Il faut d’abord se laver les jambes, sans savon, pour ne pas intoxiquer les Garra rufa, et c’est une charmante et souriante hôtesse qui se charge de cette opération de la plus haute importance. Il ne peut être question d’introduire des germes létaux dans le milieu de vie de ces charmants vertébrés sans risquer de provoquer une hécatombe fatale. Qui aurait pu deviner qu’un simple pied pût devenir une arme de destruction massive ?

 

Ainsi immaculé des extrémités, on s’installe ensuite sur un banc et on trempe ses jambes dans l’eau jusqu’à mi-cuisse. D’abord intimidés par ces corps étrangers pas forcément ragoûtants, quelques spadassins téméraires viennent découvrir le nouvel et étrange environnement. Certains goûtent du bout de la langue quelques lambeaux de peau, alors que la meute, rassurée par les sentinelles, se rapproche furtivement et prudemment de vos deux membres inférieurs. Si on reste immobile, alors c’est vite la curée et, bien sûr, l’effet de succion provoque des chatouilles. On pense aussitôt au supplice de la chèvre dans le lm François 1er.

 

Fernandel se débat férocement, voulant arracher ses liens en se contorsionnant, fou de rire, alors qu’une langue râpeuse et caprine savoure le gros sel que l’on a appliqué sous ses pieds.
Ces dizaines de petits poissons, qui littéralement vous broutent les mollets et les doigts de pied, font penser à une bande de piranhas affamés, bien qu’ils ne fassent qu’effleurer le derme, et qu’heureusement ils ne mangent que les peaux mortes. L’eau du pédiluve reste limpide sans la moindre parcelle d’hémoglobine. Le régime de ces étranges poissons est seulement détritivore.

 

UN MASSAGE AQUATIQUE ET SANS DEMOISELLE

 

L’effet de ces petits ogres sur la peau fait penser au passage d’un léger courant électrique. C’est un peu l’impression que l’on a quand on veut, avec la langue, tester l’efficacité et la rémanence d’une vieille pile plate de 4,5 volts.

 

Cela picote et l’effet est d’autant plus intense que les poissons sont à l’unisson dans leurs légères morsures.

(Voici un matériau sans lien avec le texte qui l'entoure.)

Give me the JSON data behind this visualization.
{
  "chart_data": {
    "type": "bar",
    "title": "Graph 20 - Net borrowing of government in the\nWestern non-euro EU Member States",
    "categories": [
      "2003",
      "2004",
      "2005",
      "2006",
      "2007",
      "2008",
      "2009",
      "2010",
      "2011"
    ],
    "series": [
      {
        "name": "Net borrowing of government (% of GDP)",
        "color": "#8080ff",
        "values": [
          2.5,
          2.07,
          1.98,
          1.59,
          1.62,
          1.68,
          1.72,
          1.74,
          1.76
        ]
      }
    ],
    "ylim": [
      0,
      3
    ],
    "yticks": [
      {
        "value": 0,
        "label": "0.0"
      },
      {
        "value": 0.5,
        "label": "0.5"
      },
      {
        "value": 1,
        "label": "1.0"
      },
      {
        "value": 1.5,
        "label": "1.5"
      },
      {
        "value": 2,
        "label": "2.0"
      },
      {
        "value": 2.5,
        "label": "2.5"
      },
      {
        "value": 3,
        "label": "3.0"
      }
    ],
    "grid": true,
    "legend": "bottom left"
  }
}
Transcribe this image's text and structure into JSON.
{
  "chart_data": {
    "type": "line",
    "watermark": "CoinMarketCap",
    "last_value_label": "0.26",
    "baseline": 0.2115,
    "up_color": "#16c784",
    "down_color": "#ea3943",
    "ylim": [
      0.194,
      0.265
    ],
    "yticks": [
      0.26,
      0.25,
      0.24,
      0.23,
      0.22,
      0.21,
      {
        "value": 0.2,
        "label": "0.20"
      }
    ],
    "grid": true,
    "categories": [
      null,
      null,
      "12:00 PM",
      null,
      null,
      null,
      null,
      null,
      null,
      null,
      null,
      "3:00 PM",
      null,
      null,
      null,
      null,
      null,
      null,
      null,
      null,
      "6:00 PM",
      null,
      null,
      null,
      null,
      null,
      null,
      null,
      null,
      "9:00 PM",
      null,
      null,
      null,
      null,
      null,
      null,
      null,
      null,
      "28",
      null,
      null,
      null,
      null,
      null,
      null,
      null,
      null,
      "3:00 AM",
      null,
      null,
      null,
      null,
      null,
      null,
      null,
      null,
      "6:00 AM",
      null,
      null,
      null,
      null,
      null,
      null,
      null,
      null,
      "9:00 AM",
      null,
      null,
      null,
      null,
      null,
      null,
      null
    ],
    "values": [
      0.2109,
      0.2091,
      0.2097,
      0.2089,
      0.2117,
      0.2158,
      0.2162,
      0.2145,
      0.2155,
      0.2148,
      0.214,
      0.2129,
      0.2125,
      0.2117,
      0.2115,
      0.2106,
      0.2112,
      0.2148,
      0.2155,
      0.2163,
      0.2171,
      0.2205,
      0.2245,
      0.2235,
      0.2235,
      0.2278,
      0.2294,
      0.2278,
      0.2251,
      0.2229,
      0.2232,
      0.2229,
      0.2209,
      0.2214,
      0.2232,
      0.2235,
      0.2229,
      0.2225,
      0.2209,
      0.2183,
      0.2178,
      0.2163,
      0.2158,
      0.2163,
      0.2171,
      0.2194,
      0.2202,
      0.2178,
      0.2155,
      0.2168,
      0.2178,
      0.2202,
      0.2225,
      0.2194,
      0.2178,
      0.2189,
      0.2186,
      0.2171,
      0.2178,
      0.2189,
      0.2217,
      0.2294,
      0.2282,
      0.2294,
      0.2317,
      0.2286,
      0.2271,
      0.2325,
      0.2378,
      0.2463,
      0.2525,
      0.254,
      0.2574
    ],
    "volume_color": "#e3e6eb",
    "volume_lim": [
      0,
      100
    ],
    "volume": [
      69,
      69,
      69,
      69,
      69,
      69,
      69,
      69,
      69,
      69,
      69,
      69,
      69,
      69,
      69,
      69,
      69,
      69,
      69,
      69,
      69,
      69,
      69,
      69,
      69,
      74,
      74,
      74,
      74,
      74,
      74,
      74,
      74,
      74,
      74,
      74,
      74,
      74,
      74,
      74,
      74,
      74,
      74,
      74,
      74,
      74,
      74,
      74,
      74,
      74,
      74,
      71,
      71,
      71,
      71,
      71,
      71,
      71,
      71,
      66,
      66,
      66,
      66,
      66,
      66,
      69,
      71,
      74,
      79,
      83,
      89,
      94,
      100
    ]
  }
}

Il suffit alors d’agiter ses petons pour faire fuir la horde sauvage et faire comprendre à ces satrapes qu’ils ne sont pas devant l’appétissant cheeseburger d’un fast food quoique l’odeur puisse, chez certains sujets et malgré les ablutions, évoquer quelque fromage aux forts effluves butyriques. Au bout d’un bon quart d’heure, on commence à s’accommoder de toutes ces petites tracasseries : légères morsures, tendres chatouilles, contacts furtifs, petites électrocutions.

 

Bien vite, on ressent une sensation de bien être, de grande relaxation, et les désagréments du début font place à une sorte d’extase, de nirvana, d’hypnose légère, ou de demi-sommeil. On est dans un état second, on n’a plus envie que cela s’arrête. Il se crée une espèce de dépendance, comme sous l’effet d’une drogue nouvelle et étrange, et on prend vraiment son pied alors que des centaines de poissons prennent aussi le leur en grignotant les vôtres.

 

A Pattaya, on pratique depuis longtemps toutes sortes de massage : l’amical, plus connu sous le nom de body body, et le médical, dont les variantes sont nombreuses, comme le massage à l’huile, au talc, traditionnel, ayurvédique, et j’en passe. Ces nouveaux pédiluves avec leurs étranges poissons docteurs s’apparentent à une nouvelle sorte de massage, aquatique et sans demoiselle, avec en bonus l’économie de la nourriture, puisque les poissons dégustent votre chair, et cette délicieuse chère ne coûte vraiment pas cher à l’éleveur. A Pattaya, il faut prendre le temps d’aller voir ces drôles de carpes, et « Carpe diem » comme disait Horace.